Onboard sound problem

Hey guys, my OS just became corrupt when I installed SP2. Well I just reinstalled windows and started reinstalling all the drivers. But the thing is, I don’t have any disks because I bought this computer off of a mate of mine. He says he does’t have a disks either and now i’m having problems trying to find the right sound drivers to get any sound at all.

The motherboard is a M2N-MX SE PLUS. If I knew what the sound device was, I could find the right drivers on the internet. When I go to dxdiag.exe it says there is no sound device or I need to install the drivers for it. In device manager, it detects an uninstalled PCI device, and an unknown device which I think it the sound device. Can anyone help me out here?

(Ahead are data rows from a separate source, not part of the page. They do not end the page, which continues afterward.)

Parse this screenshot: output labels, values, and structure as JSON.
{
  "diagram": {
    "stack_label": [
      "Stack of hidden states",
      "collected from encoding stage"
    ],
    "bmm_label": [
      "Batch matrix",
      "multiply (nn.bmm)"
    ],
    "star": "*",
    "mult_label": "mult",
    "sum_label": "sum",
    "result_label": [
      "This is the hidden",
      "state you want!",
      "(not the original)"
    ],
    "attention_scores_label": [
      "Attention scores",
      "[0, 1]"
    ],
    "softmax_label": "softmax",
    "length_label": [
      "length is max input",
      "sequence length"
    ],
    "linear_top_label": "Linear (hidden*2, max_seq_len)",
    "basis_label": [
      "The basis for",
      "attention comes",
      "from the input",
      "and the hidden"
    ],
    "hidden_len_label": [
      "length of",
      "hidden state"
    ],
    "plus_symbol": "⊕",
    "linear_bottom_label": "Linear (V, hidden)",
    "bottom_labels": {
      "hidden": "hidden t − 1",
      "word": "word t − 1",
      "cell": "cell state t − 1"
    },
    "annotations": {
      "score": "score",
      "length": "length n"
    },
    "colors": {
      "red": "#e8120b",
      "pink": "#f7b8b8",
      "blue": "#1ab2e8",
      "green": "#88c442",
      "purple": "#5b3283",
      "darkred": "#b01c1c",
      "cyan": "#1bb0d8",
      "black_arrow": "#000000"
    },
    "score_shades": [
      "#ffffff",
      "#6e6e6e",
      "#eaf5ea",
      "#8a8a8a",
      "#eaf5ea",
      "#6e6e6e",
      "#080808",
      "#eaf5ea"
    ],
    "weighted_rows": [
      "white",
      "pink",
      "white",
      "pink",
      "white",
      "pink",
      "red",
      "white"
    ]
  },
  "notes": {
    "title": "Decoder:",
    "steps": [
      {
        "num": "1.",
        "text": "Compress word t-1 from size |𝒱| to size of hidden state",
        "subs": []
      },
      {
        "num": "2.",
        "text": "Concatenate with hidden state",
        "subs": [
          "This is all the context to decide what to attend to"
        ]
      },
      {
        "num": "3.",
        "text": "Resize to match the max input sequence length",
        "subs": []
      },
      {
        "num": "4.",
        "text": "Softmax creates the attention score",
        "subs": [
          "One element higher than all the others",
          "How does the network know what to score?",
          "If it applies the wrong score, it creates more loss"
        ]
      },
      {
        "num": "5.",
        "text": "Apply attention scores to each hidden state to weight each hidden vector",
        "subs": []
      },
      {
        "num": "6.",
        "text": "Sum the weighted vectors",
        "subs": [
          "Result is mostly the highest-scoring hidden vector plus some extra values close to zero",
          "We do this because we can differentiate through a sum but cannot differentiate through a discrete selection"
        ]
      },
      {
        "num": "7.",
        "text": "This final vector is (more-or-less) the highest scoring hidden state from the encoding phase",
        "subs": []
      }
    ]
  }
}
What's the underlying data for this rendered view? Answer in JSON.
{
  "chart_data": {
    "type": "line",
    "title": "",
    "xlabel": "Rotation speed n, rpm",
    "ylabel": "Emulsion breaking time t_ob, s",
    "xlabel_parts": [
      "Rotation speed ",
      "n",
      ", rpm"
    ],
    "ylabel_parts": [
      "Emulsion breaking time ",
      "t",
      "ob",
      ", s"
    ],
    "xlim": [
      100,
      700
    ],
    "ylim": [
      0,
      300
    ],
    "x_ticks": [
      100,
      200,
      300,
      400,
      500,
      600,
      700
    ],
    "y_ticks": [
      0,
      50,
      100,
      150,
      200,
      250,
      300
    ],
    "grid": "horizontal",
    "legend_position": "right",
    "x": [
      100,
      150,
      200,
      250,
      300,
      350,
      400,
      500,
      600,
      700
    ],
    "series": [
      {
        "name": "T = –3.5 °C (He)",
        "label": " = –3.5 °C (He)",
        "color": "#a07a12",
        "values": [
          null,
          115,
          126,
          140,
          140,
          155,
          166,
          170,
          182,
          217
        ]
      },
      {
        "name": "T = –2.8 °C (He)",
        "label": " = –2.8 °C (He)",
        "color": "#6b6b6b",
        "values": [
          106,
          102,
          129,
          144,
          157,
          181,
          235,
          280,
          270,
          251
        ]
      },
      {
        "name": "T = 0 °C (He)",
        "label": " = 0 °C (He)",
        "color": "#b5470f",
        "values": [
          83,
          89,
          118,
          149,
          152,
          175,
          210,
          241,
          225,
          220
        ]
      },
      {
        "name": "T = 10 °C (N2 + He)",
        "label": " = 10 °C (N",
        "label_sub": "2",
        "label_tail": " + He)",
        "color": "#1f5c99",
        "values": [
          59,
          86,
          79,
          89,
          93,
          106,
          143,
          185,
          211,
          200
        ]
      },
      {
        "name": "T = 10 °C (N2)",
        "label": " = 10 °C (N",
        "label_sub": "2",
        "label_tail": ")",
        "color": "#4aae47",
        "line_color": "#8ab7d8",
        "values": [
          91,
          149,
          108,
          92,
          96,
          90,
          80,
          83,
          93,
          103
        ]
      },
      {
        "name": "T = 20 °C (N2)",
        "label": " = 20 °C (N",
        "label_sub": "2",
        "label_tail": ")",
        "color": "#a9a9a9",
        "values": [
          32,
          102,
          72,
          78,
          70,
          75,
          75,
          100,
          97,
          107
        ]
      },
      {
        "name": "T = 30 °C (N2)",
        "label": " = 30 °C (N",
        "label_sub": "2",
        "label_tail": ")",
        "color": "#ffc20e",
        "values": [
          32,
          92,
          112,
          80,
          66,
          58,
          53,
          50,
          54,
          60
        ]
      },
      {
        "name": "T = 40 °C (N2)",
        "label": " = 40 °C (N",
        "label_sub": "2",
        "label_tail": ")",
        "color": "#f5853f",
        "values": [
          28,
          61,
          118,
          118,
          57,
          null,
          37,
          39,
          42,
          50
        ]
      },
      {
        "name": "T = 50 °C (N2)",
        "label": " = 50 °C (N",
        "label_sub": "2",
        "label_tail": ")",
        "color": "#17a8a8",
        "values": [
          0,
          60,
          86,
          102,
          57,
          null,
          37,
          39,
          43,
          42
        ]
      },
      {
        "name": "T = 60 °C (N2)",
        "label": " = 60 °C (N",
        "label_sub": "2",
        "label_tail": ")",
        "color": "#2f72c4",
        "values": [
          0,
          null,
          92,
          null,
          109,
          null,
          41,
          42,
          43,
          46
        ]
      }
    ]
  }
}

I’m a bit confused. Are referring to SP2 (for WinXP ? ) and to Windows and to dxdiag.exe. … I believe that is all for an Operating System by Microsoft? We don’t support Microsoft Operating system here.

Are you trying to set up openSUSE Linux? Or SuSE Linux Enterprise Desktop (SLED) ? … or MS-Windows?

If MS-Windows, you are on the wrong forum.

If openSUSE Linux, there are some basic concepts here: Concepts - openSUSE

Some sound concepts here: Sound-concepts - openSUSE

and a troubleshooting guide for audio here: SDB:AudioTroubleshooting - openSUSE

Good luck in your efforts.

Hop to uncle Google, armed with the exact make/model of your mobo. It should give you some site with your hw specs, including those of your onboard audio. If it’s not onboard, hop to uncle Google, armed with the exact make/model of your audio PCI card. If you’re overly reluctant of opening your PC case, there are excellent Live CDs that’ll probe your hw without opening its case. Just download one (say, Ultimate Boot CD), burn it on an empty CD (don’t copy it, burn it as a disk image) and boot from it. There are many tools which will probe your interiors and tell you which sound chip you have. Armed with that name you should be in a good position to find your soundcard manufacturer’s site, where you’ll probably also find the drivers for it. If it’s an onboard sound card, you’ll probably find the drivers on the mobo vendor’s site.